Monthly Archives: July 2013

The Best Book of Horror?

I hate questions like that.

“What is your favorite movie?” “Who is your favorite author?” “What is your favorite food?” Questions that often are impossible to answer, or does have an answer but needs a complex explanation. They are limited and doesn’t do the topic justice.

That’s why I love to ask them.

And the answer to the question is not something I can deliver with ease. I have read a lot of horror fiction in my days, often in different sub-genres or categories. So in order to answer that question, I would have to give separate answers depending on what genre we’re talking about, or even make a “top five list” so I won’t miss something out.

I can, however, tell you one book that had a huge impact on me:


Stephen King’s It

Except for The Dark Tower series, I consider It to be King’s greatest novel. This is a study of horror, how anyone’s individual fears can influence your way of life… and how people choose to forget certain episodes of their lives, because the memories are too painful. It’s also a beautiful tale of true friendship and powerful bonds that neither different paths of life or memory can erase. And of course, the representation of man’s individual fears in this novel is the grotesque Pennywise the Dancing Clown, who forever will be an argument why you should be afraid of clowns and their false, mocking smiles. This creature is the focalpoint of the story, but interestingly, he is most often hidden in the background. The story is as much about the horrific creature as it is about the group of friends, their bond to eachother, and the confrontation with their own painful unresolved problems and memories.

Of course, there are many more books I could write about (and I will), but this was the first one I had in mind for the beginning of my blog…

…And yes, I know, it’s a slow start.

But the summer is almost at an end, and the darkness of autumn will soon be upon us…

My Amateurish Literary Career

To be honest… I didn’t read that many books when I was a child. Being a literary student, that may be an ironic statement.

There were some books I found enjoyable. Ture Sventon, for example, is a Swedish book series by Åke Holmberg, where the plot revolves around a lisping private detective in the heart of Stockholm, battling against his arch nemesis Ville Vessla (“Ville the Weasel”). Astrid Lindgren (you American readers perhaps recognizes one of her most famous works Pippi Longstocking) is one of the most profilic writers in the Swedish literary world, as well as one of the most beloved media personalities in our country. These, and a couple of others, I enjoyed… but that was all. My main focus was cartoons.


I didn’t discover horror fiction until I was in my teens. When I was 13, I read Stephen King’s Pet Sematary, and from that day I was obsessed. It wasn’t long after that I discovered H.P. Lovecraft. (Yes, I know, the obvious cliche about those two legendary writers being the first ones you were introduced to. I wish I could be more original.)

But the one who pushed me over the edge, so to speak – and the one who sparked my interest in writing stories of my own – was Edgar Allan Poe.

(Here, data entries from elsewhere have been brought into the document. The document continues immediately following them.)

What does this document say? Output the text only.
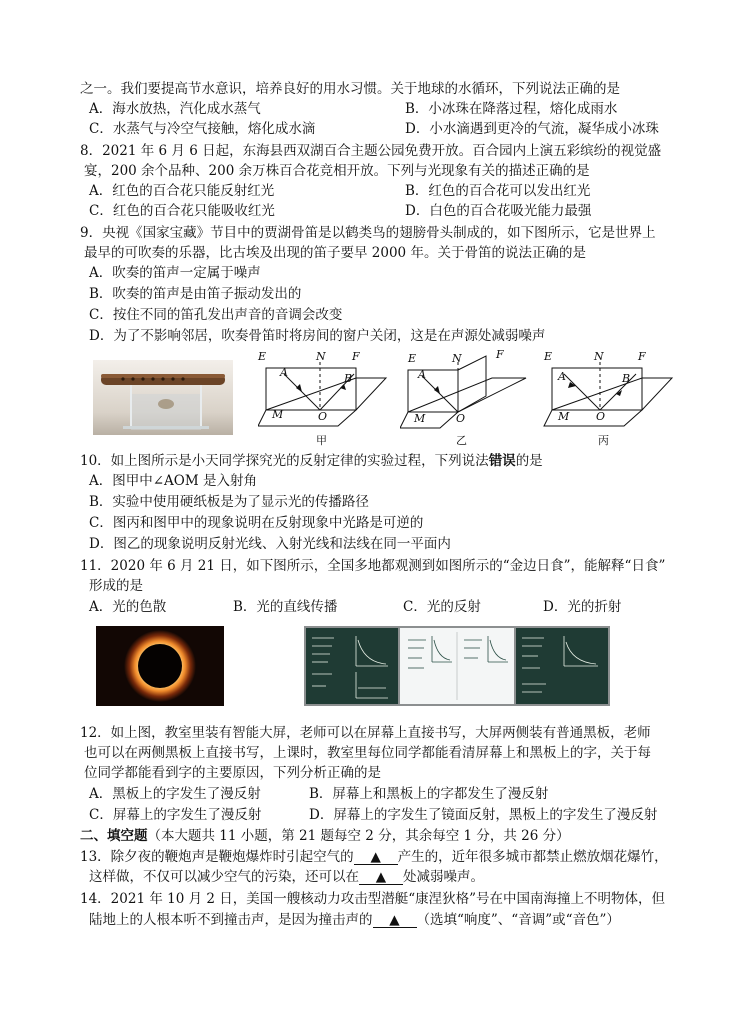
之一。我们要提高节水意识，培养良好的用水习惯。关于地球的水循环，下列说法正确的是
A．海水放热，汽化成水蒸气	B．小冰珠在降落过程，熔化成雨水
C．水蒸气与冷空气接触，熔化成水滴	D．小水滴遇到更冷的气流，凝华成小冰珠
8．2021 年 6 月 6 日起，东海县西双湖百合主题公园免费开放。百合园内上演五彩缤纷的视觉盛
宴，200 余个品种、200 余万株百合花竞相开放。下列与光现象有关的描述正确的是
A．红色的百合花只能反射红光	B．红色的百合花可以发出红光
C．红色的百合花只能吸收红光	D．白色的百合花吸光能力最强
9．央视《国家宝藏》节目中的贾湖骨笛是以鹤类鸟的翅膀骨头制成的，如下图所示，它是世界上
最早的可吹奏的乐器，比古埃及出现的笛子要早 2000 年。关于骨笛的说法正确的是
A．吹奏的笛声一定属于噪声
B．吹奏的笛声是由笛子振动发出的
C．按住不同的笛孔发出声音的音调会改变
D．为了不影响邻居，吹奏骨笛时将房间的窗户关闭，这是在声源处减弱噪声
E	N F
A	B
M	O
甲
E	N	F
A
M	O
乙
E	N	F
A	B
M O
丙
10．如上图所示是小天同学探究光的反射定律的实验过程，下列说法错误的是
A．图甲中∠AOM 是入射角
B．实验中使用硬纸板是为了显示光的传播路径
C．图丙和图甲中的现象说明在反射现象中光路是可逆的
D．图乙的现象说明反射光线、入射光线和法线在同一平面内
11．2020 年 6 月 21 日，如下图所示，全国多地都观测到如图所示的“金边日食”，能解释“日食”
形成的是
A．光的色散	B．光的直线传播	C．光的反射	D．光的折射
12．如上图，教室里装有智能大屏，老师可以在屏幕上直接书写，大屏两侧装有普通黑板，老师
也可以在两侧黑板上直接书写，上课时，教室里每位同学都能看清屏幕上和黑板上的字，关于每
位同学都能看到字的主要原因，下列分析正确的是
A．黑板上的字发生了漫反射	B．屏幕上和黑板上的字都发生了漫反射
C．屏幕上的字发生了漫反射	D．屏幕上的字发生了镜面反射，黑板上的字发生了漫反射
二、填空题（本大题共 11 小题，第 21 题每空 2 分，其余每空 1 分，共 26 分）
13．除夕夜的鞭炮声是鞭炮爆炸时引起空气的 ▲ 产生的，近年很多城市都禁止燃放烟花爆竹，
这样做，不仅可以减少空气的污染，还可以在 ▲ 处减弱噪声。
14．2021 年 10 月 2 日，美国一艘核动力攻击型潜艇“康涅狄格”号在中国南海撞上不明物体，但
陆地上的人根本听不到撞击声，是因为撞击声的 ▲ （选填“响度”、“音调”或“音色”）
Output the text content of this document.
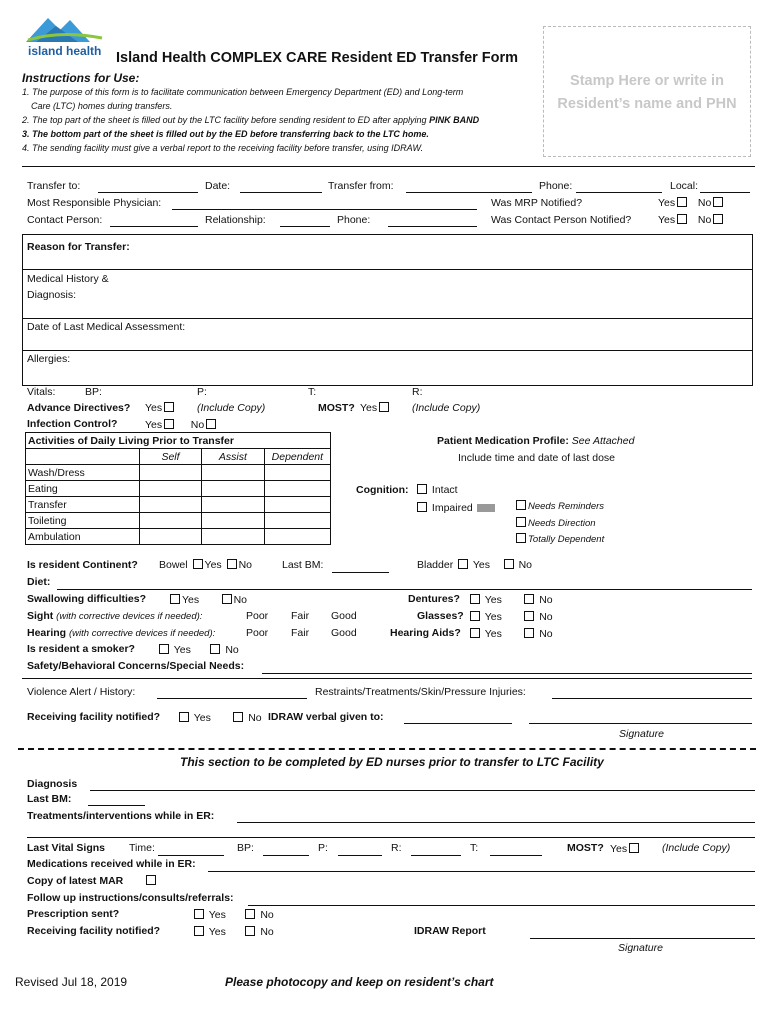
island health Island Health COMPLEX CARE Resident ED Transfer Form
Instructions for Use:
1. The purpose of this form is to facilitate communication between Emergency Department (ED) and Long-term
Care (LTC) homes during transfers.
2. The top part of the sheet is filled out by the LTC facility before sending resident to ED after applying PINK BAND
3. The bottom part of the sheet is filled out by the ED before transferring back to the LTC home.
4. The sending facility must give a verbal report to the receiving facility before transfer, using IDRAW.
Stamp Here or write in Resident’s name and PHN
Transfer to:	Date:	Transfer from:	Phone:	Local:
Most Responsible Physician:	Was MRP Notified?	Yes No
Contact Person:	Relationship:	Phone:	Was Contact Person Notified?	Yes No
Reason for Transfer:
Medical History &
Diagnosis:
Date of Last Medical Assessment:
Allergies:
Vitals:	BP:	P:	T:	R:
Advance Directives? Yes	(Include Copy)	MOST? Yes	(Include Copy)
Infection Control?	Yes	No
Activities of Daily Living Prior to Transfer			
	Self	Assist	Dependent
Wash/Dress			
Eating			
Transfer			
Toileting			
Ambulation			
Patient Medication Profile: See Attached
Include time and date of last dose
Cognition:	Intact
Impaired	Needs Reminders
Needs Direction
Totally Dependent
Is resident Continent? Bowel Yes No	Last BM:	Bladder Yes	No
Diet:
Swallowing difficulties?	Yes	No	Dentures?	Yes	No
Sight (with corrective devices if needed):	Poor Fair Good	Glasses?	Yes	No
Hearing (with corrective devices if needed):	Poor Fair Good	Hearing Aids?	Yes	No
Is resident a smoker?	Yes	No
Safety/Behavioral Concerns/Special Needs:
Violence Alert / History:	Restraints/Treatments/Skin/Pressure Injuries:
Receiving facility notified?	Yes	No IDRAW verbal given to:
Signature
This section to be completed by ED nurses prior to transfer to LTC Facility
Diagnosis
Last BM:
Treatments/interventions while in ER:
Last Vital Signs Time:	BP:	P:	R:	T:	MOST? Yes	(Include Copy)
Medications received while in ER:
Copy of latest MAR
Follow up instructions/consults/referrals:
Prescription sent?	Yes	No
Receiving facility notified?	Yes	No	IDRAW Report
Signature
Revised Jul 18, 2019	Please photocopy and keep on resident’s chart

This master of the macabre and grotesque awoke something in me that I hadn’t considered in all my life:

I wanted to create stories.

It was something in his beautifully orchestrated language, his poetic, horric images, and the detailed portraits of insane minds that fascinated me more than both King and Lovecraft. I have always loved stories about monster or alien creatures, but Poe was nothing like that. He focused on the human psyche, insanity, horrific sights and experiences that may be real, but just as much psychotic imaginations or allegorical representations.

From that moment on… I started my amateurish literary career.

Do I have anything published to show for it?


But someday I will.

That’s one of the main reasons for my search.

Anyone who has the same quest? Or has already reached that state?

How Did It Begin?

My love for the macabre already began in kindergarten.

I know, I’m starting my blog by presenting myself as a psychopathic loner with homicidal tendencies… but don’t worry, I have never tortured small animals in secret, and a criminal record has always been nonexistent. Did I present myself as a more boring human being? I guess that’s up to you to decide.

Anyway. One of my first coherent pictures I drew when I was in kindergarten, was a ship in the process of being crushed by an enormous green water dragon. I don’t have it left (or any other similar pictures from that period), but the interest grew. When I was six or seven, I loved the Adam West Batman series from the 60s, so naturally I wanted to make a story of my own. I finished it, with my mother providing the text. Well, this is the Joker’s deadly trap I put Batman in at the ending:


Yes, it’s supposed to be Batman being tied to a wagon, heading for a plastic/iron image of the Joker with a spike through his mouth. Not any bloodshed either, I might add. But in the later years, I discovered the world of nature documentaries. Like any other boy, tigers, leopards and sharks were my favorites. Several pictures depicted lions or cheetahs ripping the throats of gazelles. Since it was animals and not humans that slaughtered each other, my parents didn’t find any reason for concern for my sanity, I suppose.

When I was about ten years old, I started watching thrillers and horror movies, with my father’s blessing. With one condition: that I watched them together with either mother or father. That didn’t stop me from spending a night or two watching any late night horror flick, but who hasn’t?

So… that is where it began. My descent into darkness, if you will.

And since I still haven’t tortured small animals in my loneliness, I would say it’s entirely a good thing!